In their study published in Neuron, Kerstjens, Zador, and collaborators from Harvard University and ETH Zürich introduce a new idea for how the brain organizes itself during development.

Traditionally, scientists believed that cells communicated their positions mainly through chemical signals. According to Kerstjens, this method works when there are only a few cells involved. However, since the brain contains billions of neurons that each need to find their correct position, chemical signals alone might not be enough because they lose strength over distance.

Kerstjens offers an alternative explanation based on ancestry patterns seen in human populations: "Consider how human populations spread across a country over generations," he says. "Descendants settle near their parents, so people who share ancestry end up in neighboring regions, producing large-scale geographic structures without long-range communication. We argue that a similar principle operates in the developing brain. Cells that descend from the same progenitor tend to remain near one another."

To test this theory, researchers developed what they call a "lineage-based model of scalable positional information." They began with theoretical calculations before examining gene expression patterns in developing mouse brains at both individual and group levels. Their findings were further confirmed using zebrafish models, suggesting that this approach can apply to brains of different sizes.

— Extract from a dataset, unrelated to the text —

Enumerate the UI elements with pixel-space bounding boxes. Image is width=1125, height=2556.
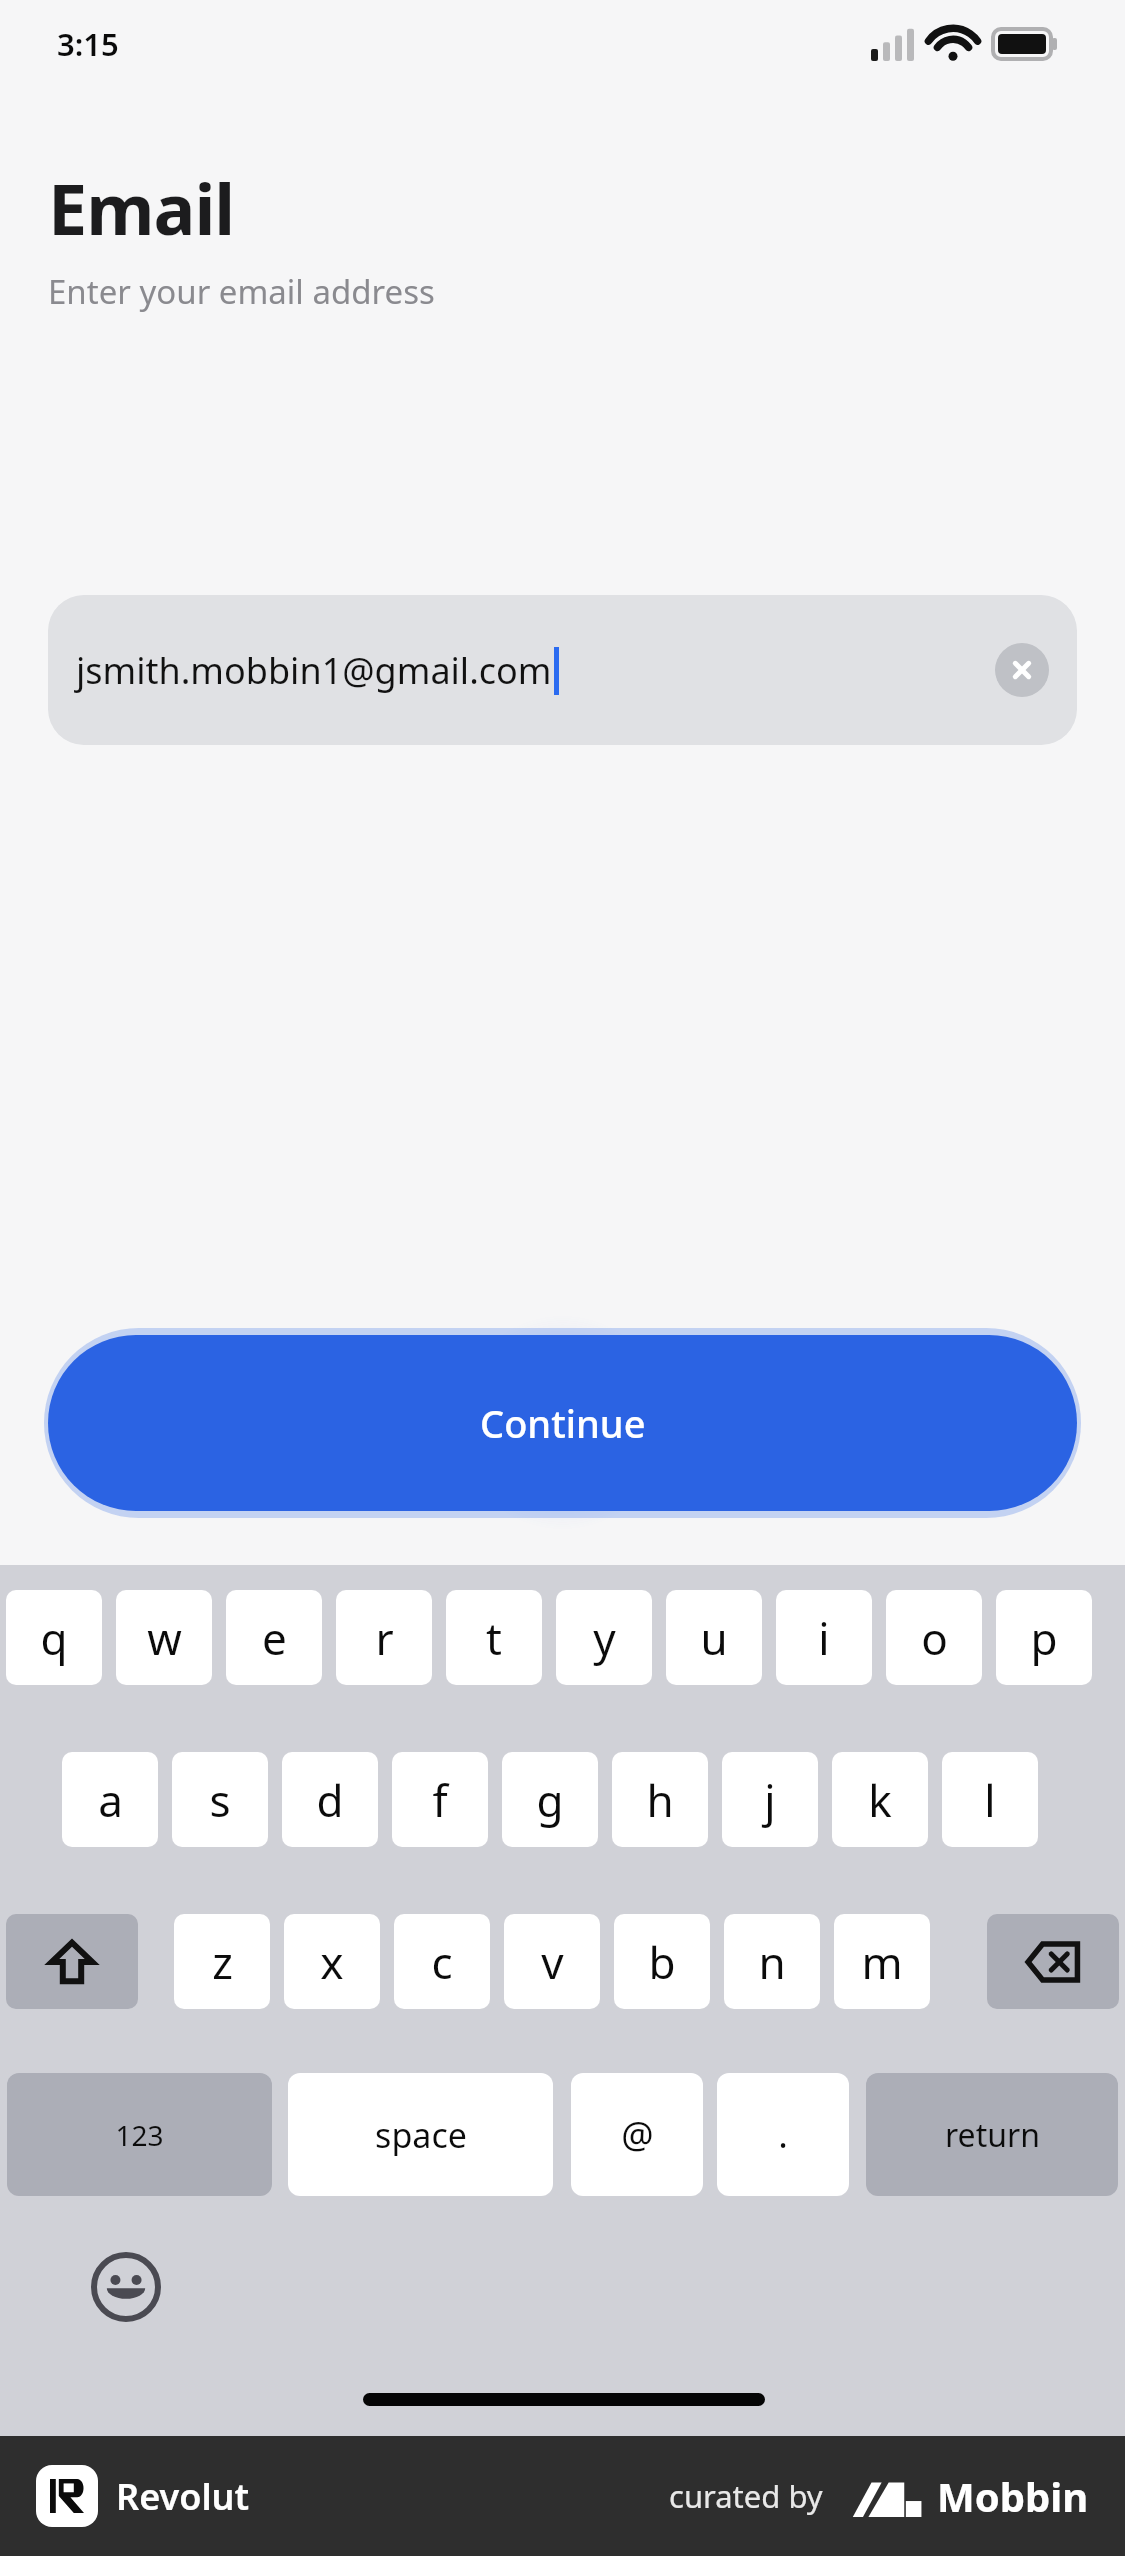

Kerstjens notes that while chemical signaling still plays an important role, it likely works together with lineage-based mechanisms to provide positional information during development. He also suggests that this concept could extend beyond neural tissue to other types of growing tissues such as tumors—and potentially even inform self-replicating AI systems that transfer information between generations like biological cells do.

Understanding how complex organs like the brain grow from single cells may help scientists address basic questions about consciousness and cognition.